Le blackface s'invite ensuite au cinéma avant de devenir une pratique jugée raciste aux États-Unis, ainsi que l'expliquait au Parisien Louis-Georges Tin, président du Conseil représentatif des associations noires (CRAN) : "Cette réalité a été combattue efficacement par les mouvements afro-américains pour les droits civiques dans les années 60. Mais en France et en Europe, influencées par la colonisation, ça a continué."

En effet, si l'objectif du blackface n'est plus le même - les spectacles ou les films n'ayant plus pour objectif la moquerie des personnes noires - l'acte de se grimer en noir ou autre (blanc, jaune...) pour changer sa couleur de peau reste lui une pratique raciste. Et pour cause, c'est là l'utilisation d'un ensemble de stéréotypes.

Un sujet qui fait débat pendant la période des carnavals

Si aux États-Unis les choses sont claires à ce sujet, en France, cela reste moins évident. En témoigne la polémique signée Antoine Griezmann qui, malgré des excuses publiques, a remis la question au coeur de l'actualité. Pour certains internautes, il ne s'agit là que d'une "simple blague" ou d'un "hommage". Pour d'autres cela relevait du "racisme" et d'un "problème de conscience" ou "d'éducation". Ce genre d'acte a cependant déjà été pointé du doigt par le passé : Michel Leeb et ses sketches dans les années 1980 ou plus récemment Valérie Lemercier dans "Agathe Cléry", film où l'actrice apparaissait grimée en femme noire.

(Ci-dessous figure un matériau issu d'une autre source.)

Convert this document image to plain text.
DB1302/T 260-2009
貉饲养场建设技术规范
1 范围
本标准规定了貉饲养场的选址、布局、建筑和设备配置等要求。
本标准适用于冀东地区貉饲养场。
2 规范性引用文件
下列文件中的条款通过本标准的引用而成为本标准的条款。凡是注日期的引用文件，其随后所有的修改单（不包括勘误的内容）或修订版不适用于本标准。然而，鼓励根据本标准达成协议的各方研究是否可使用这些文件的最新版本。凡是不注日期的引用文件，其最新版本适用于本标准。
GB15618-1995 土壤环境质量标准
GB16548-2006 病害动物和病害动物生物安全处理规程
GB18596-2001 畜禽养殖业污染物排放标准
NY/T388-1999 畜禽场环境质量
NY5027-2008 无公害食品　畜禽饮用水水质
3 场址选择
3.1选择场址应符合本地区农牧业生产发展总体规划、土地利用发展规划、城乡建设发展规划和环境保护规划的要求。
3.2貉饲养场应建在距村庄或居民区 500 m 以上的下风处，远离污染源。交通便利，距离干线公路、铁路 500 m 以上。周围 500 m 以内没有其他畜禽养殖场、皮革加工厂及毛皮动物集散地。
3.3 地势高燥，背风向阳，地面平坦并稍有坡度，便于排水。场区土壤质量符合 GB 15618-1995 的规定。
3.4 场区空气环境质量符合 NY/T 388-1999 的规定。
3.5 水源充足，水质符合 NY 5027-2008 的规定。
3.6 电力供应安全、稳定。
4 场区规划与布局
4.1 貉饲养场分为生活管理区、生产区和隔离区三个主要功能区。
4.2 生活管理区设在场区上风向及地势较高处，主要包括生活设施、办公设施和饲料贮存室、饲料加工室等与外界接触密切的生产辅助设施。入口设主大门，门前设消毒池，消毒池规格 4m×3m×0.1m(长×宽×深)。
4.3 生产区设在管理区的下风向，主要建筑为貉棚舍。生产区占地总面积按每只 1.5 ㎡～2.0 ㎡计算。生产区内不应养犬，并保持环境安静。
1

Depuis peu, c'est le bal de la Nuit des Noirs (prévu le 10 mars 2018 dans le cadre du Carnaval de Dunkerque), qui soulève l'indignation, certaines associations antiracistes à l'image du CRAN l'accusant de promouvoir le blackface. "Ces déguisements raciaux prennent à Dunkerque une résonance toute particulière, dans la mesure où la ville (...), a participé au trafic négrier", rappelle Louis-Georges Tin qui, dans une tribune au Monde parue le 10 février dernier, demande un changement de nom pour éviter "toute référence coloniale". De son côté, Patrice Vergriete, le maire de la ville, toujours dans Le Monde, défend le "droit à la caricature", les déguisements étant à ses yeux l'essence de l'esprit du carnaval.

Dans tous les cas, mieux vaut éviter de peindre son visage, que ce soit pour rendre hommage ou accentuer la ressemblance avec un individu d'une autre couleur de peau.